Home
 » ISP News » 
Sponsored Links

BT Reveal Cause of 999 Emergency UK Call Handling Outage

Friday, Jun 30th, 2023 (4:20 pm) - Score 12,248
telephone uk red ringing broadband

Broadband and telecoms giant BT has revealed that last Sunday’s outage and disruption to their 999 emergency services number, which resulted in 11,470 unique emergency calls being “unsuccessfully connected“, was caused by a “complex software issue” that had never previously been seen through their testing regime.

Apparently, the software bug was causing a “caching issue“, which resulted in impacted calls not being routed correctly and the user’s call being disconnected (possibly due to the call timing being out of sync).

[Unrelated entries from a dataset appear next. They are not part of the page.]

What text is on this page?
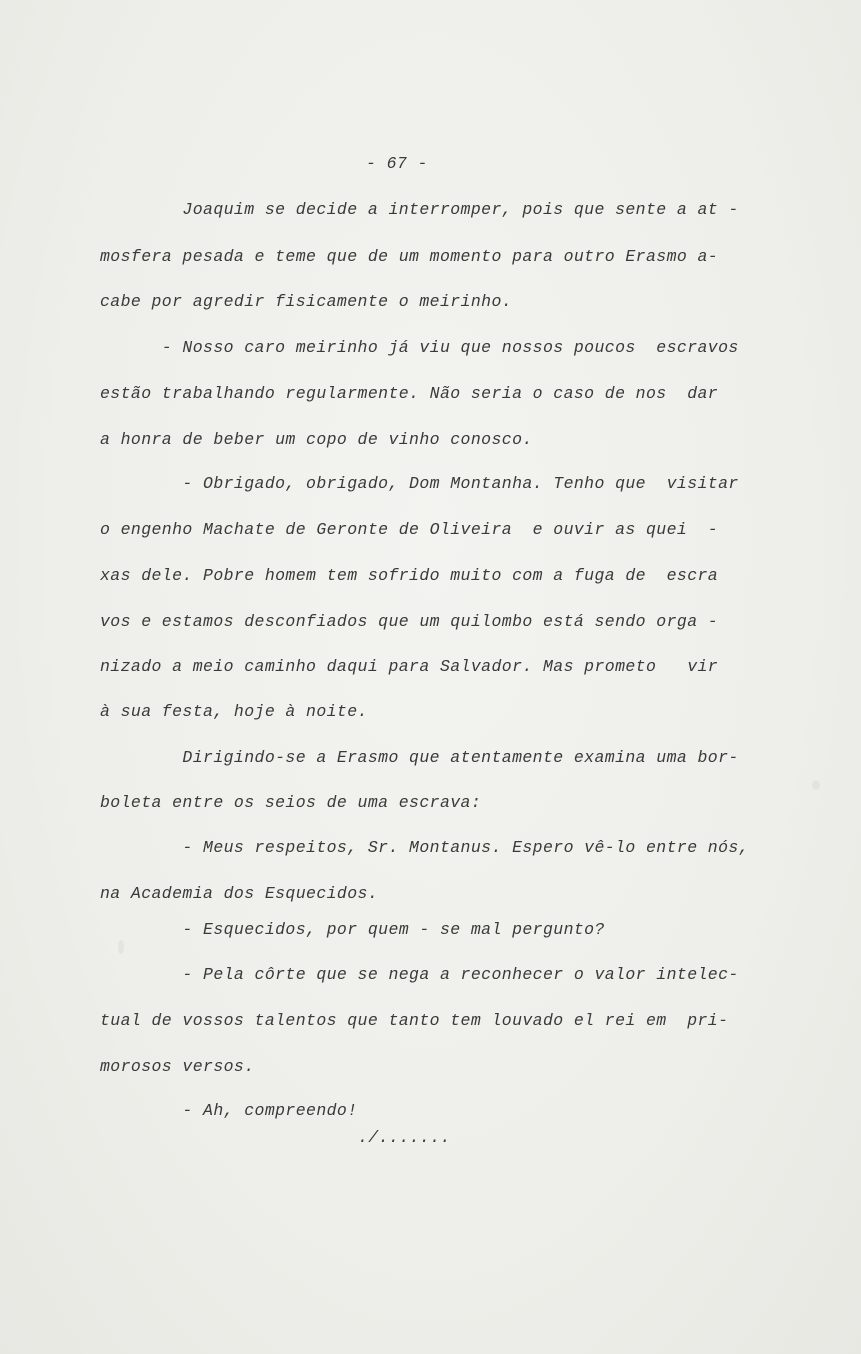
- 67 -
Joaquim se decide a interromper, pois que sente a at -
mosfera pesada e teme que de um momento para outro Erasmo a-
cabe por agredir fisicamente o meirinho.
- Nosso caro meirinho já viu que nossos poucos  escravos
estão trabalhando regularmente. Não seria o caso de nos  dar
a honra de beber um copo de vinho conosco.
- Obrigado, obrigado, Dom Montanha. Tenho que  visitar
o engenho Machate de Geronte de Oliveira  e ouvir as quei  -
xas dele. Pobre homem tem sofrido muito com a fuga de  escra
vos e estamos desconfiados que um quilombo está sendo orga -
nizado a meio caminho daqui para Salvador. Mas prometo   vir
à sua festa, hoje à noite.
Dirigindo-se a Erasmo que atentamente examina uma bor-
boleta entre os seios de uma escrava:
- Meus respeitos, Sr. Montanus. Espero vê-lo entre nós,
na Academia dos Esquecidos.
- Esquecidos, por quem - se mal pergunto?
- Pela côrte que se nega a reconhecer o valor intelec-
tual de vossos talentos que tanto tem louvado el rei em  pri-
morosos versos.
- Ah, compreendo!
./.......
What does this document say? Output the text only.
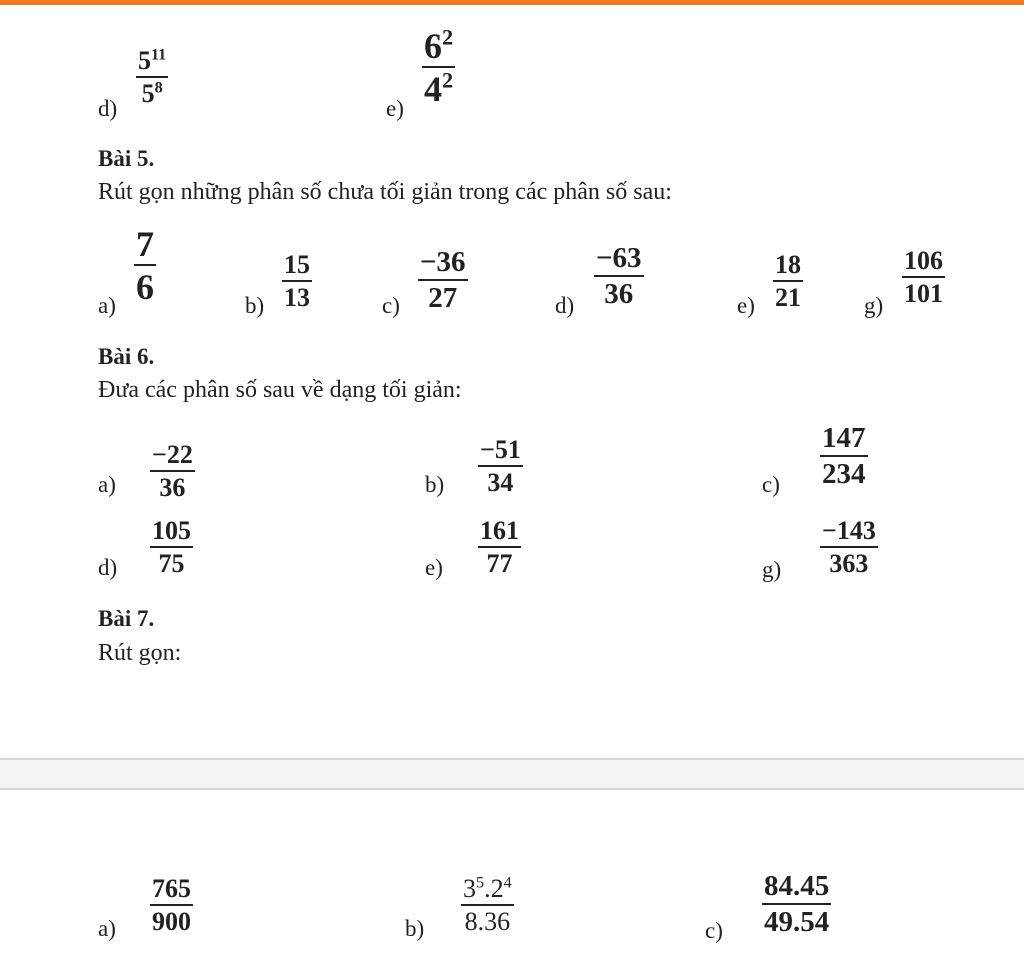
d)
$5^{11}$
$5^8$
e)
$6^2$
$4^2$
Bài 5.
Rút gọn những phân số chưa tối giản trong các phân số sau:
a)
7
6	b)
15
13	c)
−36
27	d)
−63
36	e)
18
21	g)
106
101
Bài 6.
Đưa các phân số sau về dạng tối giản:
a)
−22
36	b)
−51
34	c)
147
234
d)
105
75	e)
161
77	g)
−143
363
Bài 7.
Rút gọn:
a)
765
900	b)
$3^5.2^4$
8.36	c)
84.45
49.54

A “robust temporary fix” was put in place to rectify this last weekend, after several hours of chaos, and they’re currently testing the permanent fix.

BT noted that, for each of the missed calls, they commit to call the customer back and establish whether further help is needed and, if required, connect to the appropriate emergency service. If BT’s contact is unsuccessful, they pass the detail onto the police to investigate. Following the incident, this process was finally completed by 08:16 on Wednesday, 28th June, which is several days after the incident itself.

Advertisement

At this stage, it’s not known how many actual lives may have been harmed, or individuals and property impacted, by health or crime related issues as a result of the disruption. “We are putting in place significant improvements to our systems and processes, and we will fully cooperate with Ofcom’s investigation,” added BT. The operator has also released a long summary of the day’s events, which we’ve published in full below.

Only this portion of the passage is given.